Nous touchons ici le point où l’imaginaire perd pied avec le réel. Or il faut bien comprendre qu’à la différence de l’imaginaire romanesque, l’imaginaire juridique ne peut, sans se nier lui-même, congédier le réel et faire fi du milieu vital où s’inscrit une société.
Il ne peut pas davantage congédier toute idée de justice pour se faire le simple instrument d’une « gestion scientifique de la société » en mettant en œuvre les « vraies lois » de la nature. Le droit se situe dans ce que Simone Weil (la philosophe) a nommé une « région moyenne », c’est-à-dire entre le monde des idéaux et celui des rapports de force. Depuis bientôt deux siècles, il se trouve aux prises avec l’imaginaire scientiste, qui entend en faire un simple instrument de mise en œuvre de lois immanentes de la société que nous révéleraient la biologie, l’économie, l’histoire ou la psychologie. En 1930, dans sa préface déjà citée, Valéry s’inquiétait déjà de cette emprise croissante où il voyait une barbarie du fait, « plus redoutable que les anciennes barbaries pour être plus exacte, plus uniforme et infiniment plus puissante ». Cette barbarie scientiste fut un trait commun des totalitarismes du XXe siècle. Elle ressurgit aujourd’hui avec le comportementalisme, qui entend gérer les humains comme des chiens de Pavlov, à coup de « nudges » et « d’em… », en sorte qu’ils se conforment à l’ordre social existant, sans en questionner la justice.
RPP – Votre intérêt pour les dimensions symboliques est l’un des éléments qui vous singularise. Votre attachement à Montesquieu et aux Lettres persanes ne vient-il pas pour une part de votre expérience comme fondateur de l’Institut d’Études Avancées de Nantes, où sont reçus des chercheurs du monde entier, et de vos travaux pour l’Organisation internationale du Travail ? Par la force des choses, alors même que vous êtes français, votre cartésianisme pourrait vous empêcher par universalisme de voir la singularité des peuples. Est-ce que dans la genèse de votre pensée, dans votre prise de conscience du caractère tout à fait décisif de Montesquieu, il n’y a pas aussi dans votre parcours la confrontation de cultures et de représentations très différentes ?

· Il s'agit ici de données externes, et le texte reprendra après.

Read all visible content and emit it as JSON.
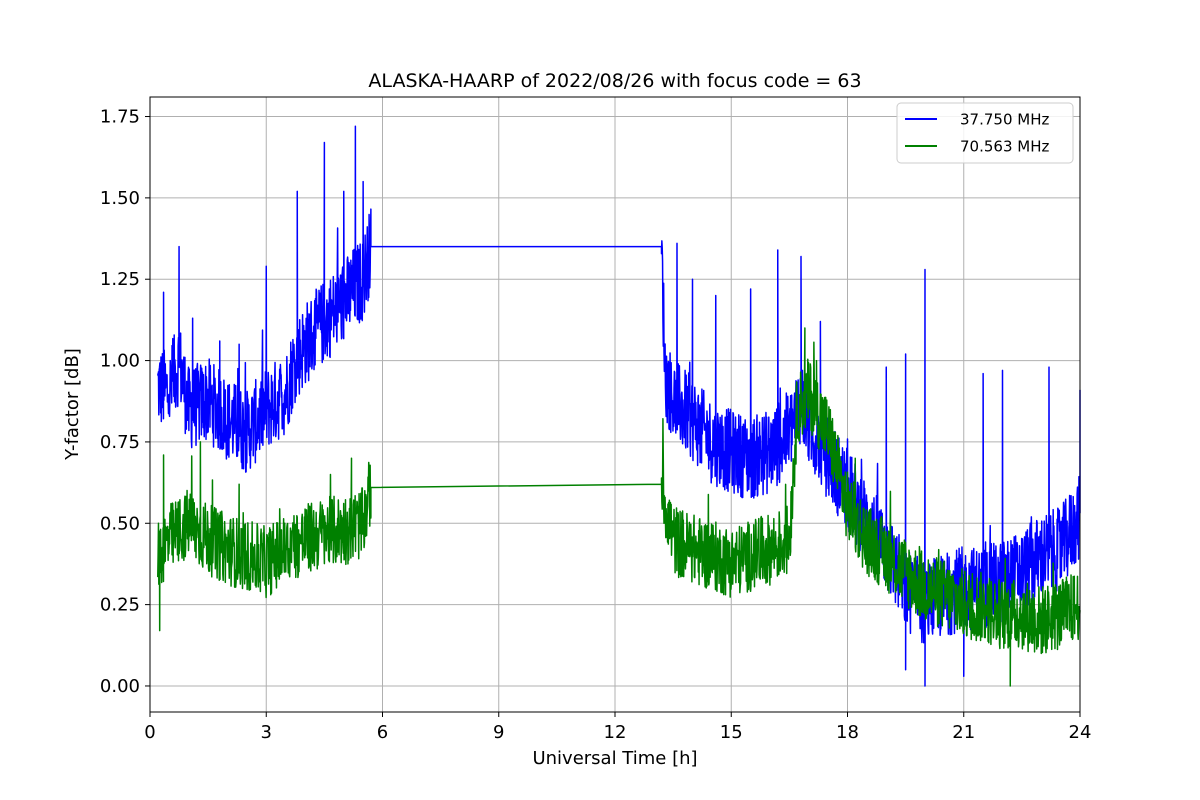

Alain Supiot – Il est vrai que les Lettres persanes pourraient être le livre emblème de cet Institut. Sa réussite a été le fruit des deux choix stratégiques qui ont présidé à sa création en 2008. En premier lieu un choix institutionnel, consistant à acclimater à Nantes, au moindre coût possible, le modèle inventé il y a presqu’un siècle par Abraham Flexner à Princeton. L’Institut a ainsi été conçu comme un lieu de pollinisation des savoirs, faisant place à l’imprévu, à la sérendipité et aux formes particulières de sociabilité, dont de nombreux travaux d’histoire, de philosophie et de sociologie des sciences ont montré la fécondité. En second lieu un choix de politique scientifique qui, prenant acte de l’interdépendance des nations face aux multiples risques systémiques des temps présents, consiste à regarder le monde d’un « regard persan » plutôt qu’au travers des seules lunettes de l’Occident. Il promeut ainsi un universalisme en creuset, fondé sur le concert des civilisations, dont la richesse et la diversité demandent à être comprises, car elles sont une ressource essentielle à l’âge de l’anthropocène13. Se gardant aussi bien des mirages d’un universalisme en surplomb que des assignations identitaires, cette politique scientifique a tenu ses promesses, si l’on en juge à la reconnaissance que l’Institut de Nantes a rapidement acquise parmi les instituts d’études avancées les plus renommés dans le monde. L’État en revanche n’a pas tenu les siennes : il lui a coupé les vivres et œuvré à sa normalisation sur le modèle managérial qui lui tient lieu aujourd’hui de politique de recherche14.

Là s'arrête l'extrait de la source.